What alternative approaches could be used?
Part 2: MPI
Code
Your task is to parallelise the serial code using MPI, by distributing the original problem domain into distinct regions on each process. Particular care should be taken to ensure that your results compile, run, and all outputs are correct (for deterministic inputs). For this part, your code must run correctly with 4 MPI processes. You need not stick to the functions as presented in the serial code. Your implementation should:
• Correctly distribute the allocation of u across processes.
• Correctly exchange necessary information across processes.
• Correctly calculate the statistical outputs when u is distributed across processes.
• Correctly evaluate the mapping of u across processes, taking into account the physical boundaries.
Your code should be a single C file called part2.c. Your code should compile and run, producing correct outputs, with the provided submission script (using 4 MPI processes), and produce the same outputs as the serial code in a file named part2.dat.
Report
Explain and justify your parallelization strategy, using arguments based in the topics cov-ered in the module. Demonstrate the equivalence of the MPI-parallelized program outputs visually – e.g., by comparing the final states, or the statistical outputs in serial.dat and part2.dat, or something more creative; explain any discrepancies. Investigate the weak scaling of your implementation. Report scaling results using transferable metrics in your report. Additional questions you may wish to consider in your report are listed below. Your report should be no more than one (1) page (plus images), in a file named part2.pdf.

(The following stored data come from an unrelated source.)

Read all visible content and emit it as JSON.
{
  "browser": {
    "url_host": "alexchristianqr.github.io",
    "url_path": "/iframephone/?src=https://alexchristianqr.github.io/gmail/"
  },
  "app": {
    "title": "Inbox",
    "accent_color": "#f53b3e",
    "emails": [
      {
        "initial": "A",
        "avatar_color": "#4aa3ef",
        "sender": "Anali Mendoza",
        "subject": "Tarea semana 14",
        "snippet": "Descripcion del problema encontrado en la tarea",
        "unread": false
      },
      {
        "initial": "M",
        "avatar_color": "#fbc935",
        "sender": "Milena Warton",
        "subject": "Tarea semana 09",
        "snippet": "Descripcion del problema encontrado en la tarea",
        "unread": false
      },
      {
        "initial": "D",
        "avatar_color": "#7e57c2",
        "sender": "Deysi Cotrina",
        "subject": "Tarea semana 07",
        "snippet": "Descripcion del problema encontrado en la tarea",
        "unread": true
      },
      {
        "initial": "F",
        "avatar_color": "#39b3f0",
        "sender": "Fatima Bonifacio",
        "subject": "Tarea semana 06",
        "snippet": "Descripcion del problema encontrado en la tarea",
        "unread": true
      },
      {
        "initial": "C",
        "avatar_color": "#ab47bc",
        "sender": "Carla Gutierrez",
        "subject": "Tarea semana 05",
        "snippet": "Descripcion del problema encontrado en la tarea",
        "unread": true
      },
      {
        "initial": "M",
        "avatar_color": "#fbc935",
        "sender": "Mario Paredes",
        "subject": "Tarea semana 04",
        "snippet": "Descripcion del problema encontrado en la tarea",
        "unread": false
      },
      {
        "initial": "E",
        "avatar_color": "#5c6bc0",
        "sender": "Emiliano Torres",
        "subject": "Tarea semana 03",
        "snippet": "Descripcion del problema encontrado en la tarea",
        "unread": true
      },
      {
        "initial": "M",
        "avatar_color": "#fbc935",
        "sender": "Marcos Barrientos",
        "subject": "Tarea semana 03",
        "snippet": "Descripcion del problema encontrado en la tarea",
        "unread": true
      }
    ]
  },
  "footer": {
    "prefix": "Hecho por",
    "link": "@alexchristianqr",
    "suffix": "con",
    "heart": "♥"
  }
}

Questions you may wish to consider while writing: What topologies for distribution are available with 4 MPI processes? Why might some be preferred over others? What difficulties arise in the parallelisation? The solution statistics require the generation of a few output numbers from a large distributed array — what patterns are available for this problem? What are some constraints on the possible domain sizes and number of MPI processes for your solution – what choices influence these constraints and how does it affect the weak scaling?
Marking
Each part of your submission will be considered holistically, e.g. your code and report for Part 1 will be considered in tandem so that discrepancies between them (e.g., describing a parallel strategy in your report that is substantially different from the one you employed in your code) will affect your marks. Your code will be run for correctness on Hamilton. If you develop your programs on your own machine, then you should test that it works on Hamilton with the provided submission scripts.
Submission Points Description
part1.c 25 Correct parallelization of the serial code using OpenMP, produc-ing correct outputs.
part1.pdf 25 Description and justification of parallelisation scheme, presenta-tion of transferable strong scaling results, and sufficient analysis of the scaling results using concepts and theory from the course.
part2.c 25 Correct parallelization of the serial model using MPI, producing correct outputs.
part2.pdf 25 Description and justification of parallelisation scheme, presenta-tion of transferable weak scaling results, and analysis of the scal-ing results using concepts and theory from the course.
Table 1: Marking rubric for the summative coursework. Please see the report marking criteria in the Appendix.
Submission format
Your submission should be a single zip file, uploaded to gradescope, containing part1.c, part2.c, part1.pdf, and part2.pdf.